Von Seehofers Basta-Entscheidung zu einer konstruktiven Debatte

Seehofers Basta-Entscheidung vom Februar löste viel Zorn aus - rückblickend muss man dem Ministerpräsidenten dankbar dafür sein. Denn aus der Wut der Kulturbürger wurde endlich eine konstruktive Debatte. Stadt und Land diskutierten plötzlich darüber, welche Bedeutung Kulturbauten für die Gestaltung einer Kommune, für das Zusammenleben in einer Stadtgesellschaft haben können. Und wie junges Publikum für klassische Musik begeistert werden könnte.

Davor war es eher um "Schöner Wohnen" für alteingesessene Klassikfreunde gegangen. Eine spektakuläre Architektur brauche es, eine tolle Akustik, aber sonst hätte alles so bleiben dürfen, wie es immer war: ein klassischer Konzertsaal in Münchens guter Stube, in der Nachbarschaft von Oper, Theater, Museum, Residenz. Dort wohnen seit Mozart und Wagner die Musen, dort ist es so schön heimelig - und dort hat man schon immer seinen Tisch im Lieblingsrestaurant nebenan reserviert, um gleich nach dem Schlussapplaus den Bruckner mit einem Riesling runterspülen zu können.

Daraus wird nun nichts; was für ein Glück! Die Klassik zieht hinaus in die Residenzstadtrandlage, ehemals für Knödelfabrikation bekannt, derzeit für Nachtclubs und Pop-Partys. In der Gegend rechnet heute niemand mit Klassik und Hochkultur, aber dort wächst die Stadt neu: Büros entstehen neben Ateliers, geförderter Wohnungsbau neben Designer-Lofts - und mittendrin Gastronomie, Bühnen, ein Konzertsaal. Wie in einem Labor wird man dort beobachten können, was urbanes Leben in Zukunft ausmacht. Das hätte vielleicht auch für die Idee einer "Musikstadt" rund um die Paketposthalle im Westen der Stadt gegolten. Das Projekt war der Staatsregierung aber dann doch zu kühn, zu unkalkulierbar, zu teuer.
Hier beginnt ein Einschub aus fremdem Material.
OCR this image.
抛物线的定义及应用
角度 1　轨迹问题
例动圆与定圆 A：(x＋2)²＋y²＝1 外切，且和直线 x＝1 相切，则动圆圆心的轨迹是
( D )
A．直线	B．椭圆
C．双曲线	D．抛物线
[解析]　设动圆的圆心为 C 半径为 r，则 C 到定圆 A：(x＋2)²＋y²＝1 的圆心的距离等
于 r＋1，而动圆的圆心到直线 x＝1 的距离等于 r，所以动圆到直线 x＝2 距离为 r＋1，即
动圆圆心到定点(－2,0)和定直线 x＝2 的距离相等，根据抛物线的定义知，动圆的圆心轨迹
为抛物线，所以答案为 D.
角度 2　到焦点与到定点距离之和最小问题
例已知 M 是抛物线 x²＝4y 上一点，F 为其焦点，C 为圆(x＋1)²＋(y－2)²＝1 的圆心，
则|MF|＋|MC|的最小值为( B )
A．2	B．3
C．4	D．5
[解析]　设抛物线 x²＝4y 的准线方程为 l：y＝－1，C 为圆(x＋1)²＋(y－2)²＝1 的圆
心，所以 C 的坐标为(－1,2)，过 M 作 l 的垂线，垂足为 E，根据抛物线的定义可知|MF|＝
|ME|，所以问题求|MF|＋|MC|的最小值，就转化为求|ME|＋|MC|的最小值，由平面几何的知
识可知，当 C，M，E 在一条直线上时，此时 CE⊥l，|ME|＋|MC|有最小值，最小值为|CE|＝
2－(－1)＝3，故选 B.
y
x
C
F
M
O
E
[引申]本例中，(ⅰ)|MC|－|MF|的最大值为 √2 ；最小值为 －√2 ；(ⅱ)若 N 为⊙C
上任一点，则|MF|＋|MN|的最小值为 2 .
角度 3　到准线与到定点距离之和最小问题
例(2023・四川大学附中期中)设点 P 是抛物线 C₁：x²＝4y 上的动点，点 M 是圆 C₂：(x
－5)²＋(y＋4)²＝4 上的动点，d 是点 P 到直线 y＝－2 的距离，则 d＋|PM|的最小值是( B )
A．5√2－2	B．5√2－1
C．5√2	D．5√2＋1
Ein Scheitern ist nicht ausgeschlossen

Ein Kulturbau als Motor für die Stadtentwicklung - was in München nun das Ergebnis eines qualvollen Prozesses sein wird, haben andere Städte bewusst so geplant: Dortmund baute sein Konzerthaus mitten in ein Viertel, das zuvor eher für seine offene Drogenszene bekannt war. Bochum errichtet derzeit eine Philharmonie nahe einem Kneipenviertel und legt dazu gleich einen Entwicklungsplan fürs angrenzende Stadtquartier auf. Beide Konzerthäuser kommen ohne atemberaubende Architektur aus, sie setzen damit auch einen Kontrapunkt zur Elbphilharmonie in Hamburg. Ob neben deren spektakulärer Fassade nicht nur sündhaft teure Apartments gedeihen, sondern auch ein lebendiger Stadtteil entstehen kann, muss sich ja erst noch zeigen.

Denn mit neuen Konzerthäusern Stadt neu zu gestalten - das funktioniert nicht zwangsläufig. Auch in München ist ein Scheitern nicht ausgeschlossen. Aber der Versuch ist zumindest eine Rechtfertigung dafür, viele Millionen Euro auszugeben. Denn auch in dieser reichen Stadt ist der Bau eines Konzerthauses zunächst Luxus. Er lohnt sich aber, wenn klassische Musik andere Gesellschafts- und Altersschichten als bisher erreicht, gerade in München.

Neues schaffen mit Musik

Die Stadt wird bis 2030 um 300 000 Einwohner wachsen. Musik kann die neuen und alten Bürger zusammenführen, Kindern und Jugendlichen neue Welten erschließen, mit Traditionen experimentieren, Neues schaffen. Dazu braucht es einen niederschwelligen Zugang zur Hochkultur, eine neue Umgebung für neue Zuhörer, vielleicht wirklich eine Art 24-Stunden-Konzertsaal. Der Schlagzeuger Martin Grubinger fantasierte neulich bei einer der vielen Konzertsaal-Debatten darüber: "Was kann es Schöneres geben, als mitten in der Nacht mit Liebeskummer und einer Flasche Bier in der Hand Beethoven zu hören?"

Für Freunde des gepflegten Konzertabends mag diese Vorstellung ein Graus sein. Sie zeigt aber, wo Klassik hingehört: mitten ins Leben.